В мае 1832 года у Пушкиных родилась дочь Мария, в последующие годы – сыновья Александр и Григорий, дочь Наталья. В доме с Пушкиными жили незамужние сестры Натальи Николаевны – Александрина и Екатерина. Расходы сильно возросли. Светская жизнь требовала средств. Служба в Государственной коллегии иностранных дел давала Пушкину 5000 рублей в год, но этой суммы было недостаточно. Случалось, что Пушкин закладывал в ломбард старую шаль, чтобы уплатить срочный долг. К концу жизни долги поэта составили огромную по тем временам сумму – более 80 000 рублей. Даже морошка, которую давали умирающему Пушкину, судя по записи торговца, была взята в долг.

В 1832 году Пушкин закончил роман «Дубровский» и вплотную занялся «Историей Пугачева». В конце лета, получив на то разрешение, он объехал места, охваченные когда-то Пугачевским восстанием, посетил Казань, Оренбург, знаменитую Бердскую слободу. В 1834 году труд вышел в свет под названием, подсказанным Николаем I – «История Пугачевского бунта». Как некое его продолжение появился осенью 1836 года и роман «Капитанская дочка», надолго определивший интонацию русской прозы.

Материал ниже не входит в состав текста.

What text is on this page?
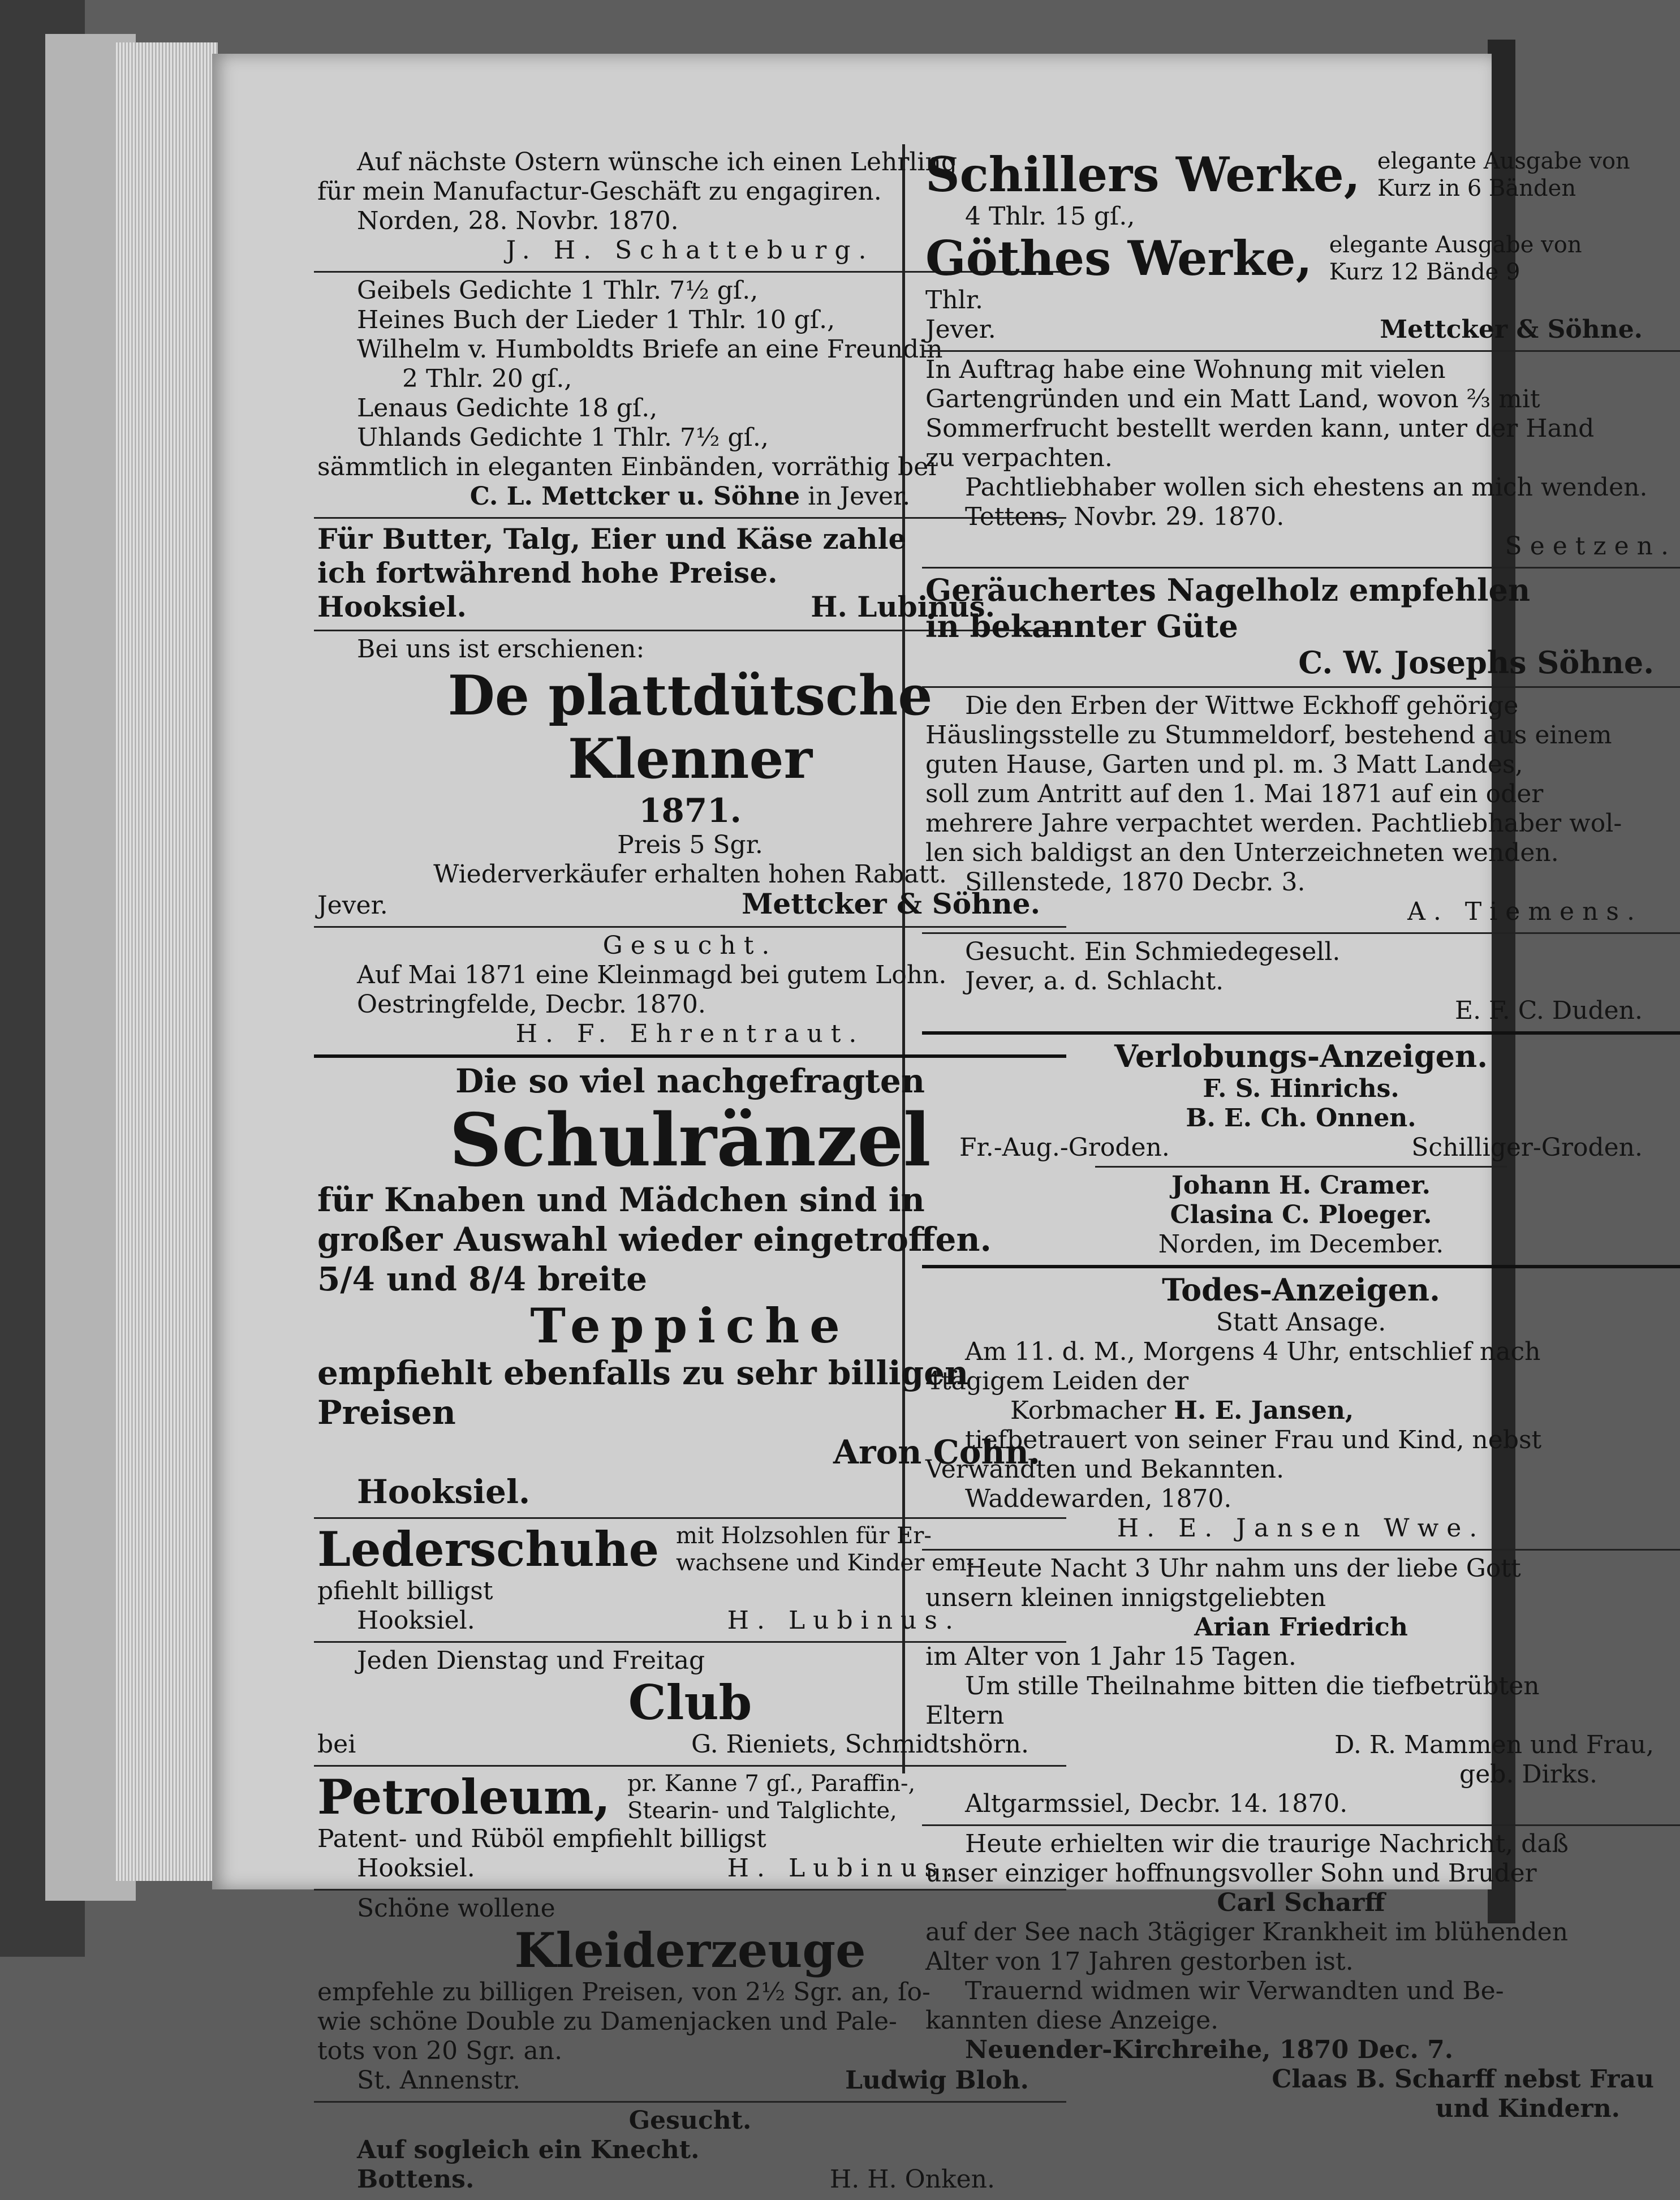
Auf nächste Ostern wünsche ich einen Lehrling

für mein Manufactur-Geschäft zu engagiren.

Norden, 28. Novbr. 1870.

J. H. Schatteburg.

Geibels Gedichte 1 Thlr. 7½ gſ.,

Heines Buch der Lieder 1 Thlr. 10 gſ.,

Wilhelm v. Humboldts Briefe an eine Freundin

2 Thlr. 20 gſ.,

Lenaus Gedichte 18 gſ.,

Uhlands Gedichte 1 Thlr. 7½ gſ.,

sämmtlich in eleganten Einbänden, vorräthig bei

C. L. Mettcker u. Söhne in Jever.

Für Butter, Talg, Eier und Käse zahle

ich fortwährend hohe Preise.

Hooksiel.	H. Lubinus.

Bei uns ist erschienen:

De plattdütsche Klenner

1871.

Preis 5 Sgr.

Wiederverkäufer erhalten hohen Rabatt.

Jever.	Mettcker & Söhne.

Gesucht.

Auf Mai 1871 eine Kleinmagd bei gutem Lohn.

Oestringfelde, Decbr. 1870.

H. F. Ehrentraut.

Die so viel nachgefragten

Schulränzel

für Knaben und Mädchen sind in

großer Auswahl wieder eingetroffen.

5/4 und 8/4 breite

Teppiche

empfiehlt ebenfalls zu sehr billigen

Preisen

Aron Cohn.

Hooksiel.

Lederschuhe mit Holzsohlen für Er-
wachsene und Kinder em-

pfiehlt billigst

Hooksiel.	H. Lubinus.

Jeden Dienstag und Freitag

Club

bei	G. Rieniets, Schmidtshörn.
Petroleum, pr. Kanne 7 gſ., Paraffin-,
Stearin- und Talglichte,

Patent- und Rüböl empfiehlt billigst

Hooksiel.	H. Lubinus.

Schöne wollene

Kleiderzeuge

empfehle zu billigen Preisen, von 2½ Sgr. an, ſo-

wie schöne Double zu Damenjacken und Pale-

tots von 20 Sgr. an.

St. Annenstr.	Ludwig Bloh.

Gesucht.

Auf sogleich ein Knecht.

Bottens.	H. H. Onken.
Schillers Werke, elegante Ausgabe von
Kurz in 6 Bänden

4 Thlr. 15 gſ.,

Göthes Werke, elegante Ausgabe von
Kurz 12 Bände 9

Thlr.

Jever.	Mettcker & Söhne.

In Auftrag habe eine Wohnung mit vielen

Gartengründen und ein Matt Land, wovon ⅔ mit

Sommerfrucht bestellt werden kann, unter der Hand

zu verpachten.

Pachtliebhaber wollen sich ehestens an mich wenden.

Tettens, Novbr. 29. 1870.

Seetzen.

Geräuchertes Nagelholz empfehlen

in bekannter Güte

C. W. Josephs Söhne.

Die den Erben der Wittwe Eckhoff gehörige

Häuslingsstelle zu Stummeldorf, bestehend aus einem

guten Hause, Garten und pl. m. 3 Matt Landes,

soll zum Antritt auf den 1. Mai 1871 auf ein oder

mehrere Jahre verpachtet werden. Pachtliebhaber wol-

len sich baldigst an den Unterzeichneten wenden.

Sillenstede, 1870 Decbr. 3.

A. Tiemens.

Gesucht. Ein Schmiedegesell.

Jever, a. d. Schlacht.

E. F. C. Duden.

Verlobungs-Anzeigen.

F. S. Hinrichs.

B. E. Ch. Onnen.

Fr.-Aug.-Groden.	Schilliger-Groden.

Johann H. Cramer.

Clasina C. Ploeger.

Norden, im December.

Todes-Anzeigen.

Statt Ansage.

Am 11. d. M., Morgens 4 Uhr, entschlief nach

4tägigem Leiden der

Korbmacher H. E. Jansen,

tiefbetrauert von seiner Frau und Kind, nebst

Verwandten und Bekannten.

Waddewarden, 1870.

H. E. Jansen Wwe.

Heute Nacht 3 Uhr nahm uns der liebe Gott

unsern kleinen innigstgeliebten

Arian Friedrich

im Alter von 1 Jahr 15 Tagen.

Um stille Theilnahme bitten die tiefbetrübten

Eltern

D. R. Mammen und Frau,

geb. Dirks.

Altgarmssiel, Decbr. 14. 1870.

Heute erhielten wir die traurige Nachricht, daß

unser einziger hoffnungsvoller Sohn und Bruder

Carl Scharff

auf der See nach 3tägiger Krankheit im blühenden

Alter von 17 Jahren gestorben ist.

Trauernd widmen wir Verwandten und Be-

kannten diese Anzeige.

Neuender-Kirchreihe, 1870 Dec. 7.

Claas B. Scharff nebst Frau

und Kindern.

Накануне нового 1834 года Пушкин записал в дневнике: «Третьего дня я пожалован в камер-юнкеры (что довольно неприлично моим летам). Но двору хотелось, чтобы Наталья Николаевна танцовала в Аничкове… Меня спрашивали, доволен ли я моим камер-юнкерством. Доволен, потому что государь имел намерение отличить меня, а не сделать смешным, – а по мне хоть в камер-пажи, только б не заставили меня учиться французским вокабулам и арифметике». Тем не менее, поэт был уязвлен и через некоторое время подал в отставку. Правда, Жуковский сумел уговорить Пушкина взять свое прошение обратно, поскольку Николай I пригрозил в случае отставки запретить поэту работу с архивом.

В 1835 году Пушкин получил разрешение на издание журнала «Современник»; первая книга журнала вышла уже в апреле 1836 года.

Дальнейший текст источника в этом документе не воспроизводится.